Ces Parisiennes qui ont « fait ce qu’elles devaient faire » pour survivre pendant la Seconde Guerre mondiale

L’écrivain Anne Sebba retrace le parcours des femmes pendant la guerre en France à travers une série de portraits dans son nouveau livre Les Parisiennes

Geneviève de Gaulle (la nièce de Charles de Gaulle) et Odette Fabius (au centre), amies depuis leur incarcération au camp de concentration nazi de Ravensbrück, après la remise de la Légion d'Honneur à Odette Fabius en 1971. (Crédit : autorisation)
Geneviève de Gaulle (la nièce de Charles de Gaulle) et Odette Fabius (au centre), amies depuis leur incarcération au camp de concentration nazi de Ravensbrück, après la remise de la Légion d'Honneur à Odette Fabius en 1971. (Crédit : autorisation)

LONDRES – « Ne vous inquiétez pas » dit le fourreur Abraham Reiman à ses filles Madeleine, 11 ans et Arlette, 9 ans. « Ne vous inquiétez pas, c’est là la terre de la liberté, celle de Voltaire et de Rousseau. »

Nous sommes en juillet 1942, l’une des périodes les plus sombres pour les Juifs de France.

Arlette Reiman, sa sœur et sa mère Malka se sont retrouvées enfermées, parmi 13 000 juifs dont 4000 enfants, au tristement célèbre Vélodrome parisien, le Vel d’Hiv, pendant deux longues journées, encadrées par la police française.

Plus de 70 ans après, Arlette raconte à nouveau ces sentiments de peur et angoisse éprouvés par toutes les familles présentes dans ce stade.

« La puanteur était épouvantable, inimaginable.
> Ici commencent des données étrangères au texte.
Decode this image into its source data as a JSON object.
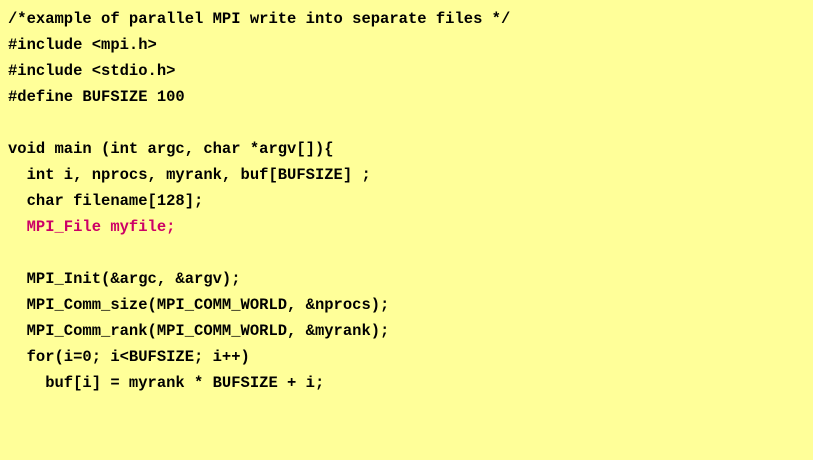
{
  "code": {
    "lines": [
      {
        "text": "/*example of parallel MPI write into separate files */",
        "highlight": false
      },
      {
        "text": "#include <mpi.h>",
        "highlight": false
      },
      {
        "text": "#include <stdio.h>",
        "highlight": false
      },
      {
        "text": "#define BUFSIZE 100",
        "highlight": false
      },
      {
        "text": "",
        "highlight": false
      },
      {
        "text": "void main (int argc, char *argv[]){",
        "highlight": false
      },
      {
        "text": "  int i, nprocs, myrank, buf[BUFSIZE] ;",
        "highlight": false
      },
      {
        "text": "  char filename[128];",
        "highlight": false
      },
      {
        "text": "  MPI_File myfile;",
        "highlight": true
      },
      {
        "text": "",
        "highlight": false
      },
      {
        "text": "  MPI_Init(&argc, &argv);",
        "highlight": false
      },
      {
        "text": "  MPI_Comm_size(MPI_COMM_WORLD, &nprocs);",
        "highlight": false
      },
      {
        "text": "  MPI_Comm_rank(MPI_COMM_WORLD, &myrank);",
        "highlight": false
      },
      {
        "text": "  for(i=0; i<BUFSIZE; i++)",
        "highlight": false
      },
      {
        "text": "    buf[i] = myrank * BUFSIZE + i;",
        "highlight": false
      }
    ]
  },
  "colors": {
    "background": "#ffff99",
    "text": "#000000",
    "highlight": "#cc0066"
  }
}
Vous pouviez à peine respirer. Il n’y avait rien à boire ni à manger… Je me suis accrochée à ma mère, et lui demandais, en colère : ‘Où est Zola maintenant ? Et Rousseau ?’ Je croyais qu’il s’agissait d’amis de mon père et qu’ils viendraient nous chercher et nous aider. Mais les adultes m’avaient menti. Et c’est tout ce que j’avais en tête alors », raconte Arlette.

Le témoignage d’Arlette Raiman, aujourd’hui Arlette Testyler, n’est qu’un parmi tant d’autres histoires d’agonies, principalement de juifs. Il est rapporté dans un nouveau livre remarquable, Les Parisiennes, écrit par la journaliste et historienne Anne Sebba. Il contribue à reconstituer l’histoire de cette période de guerre en France et plus particulièrement à Paris, l’un de ces moments où les femmes ont joué un rôle capital comme elles ne l’avaient jamais fait avant.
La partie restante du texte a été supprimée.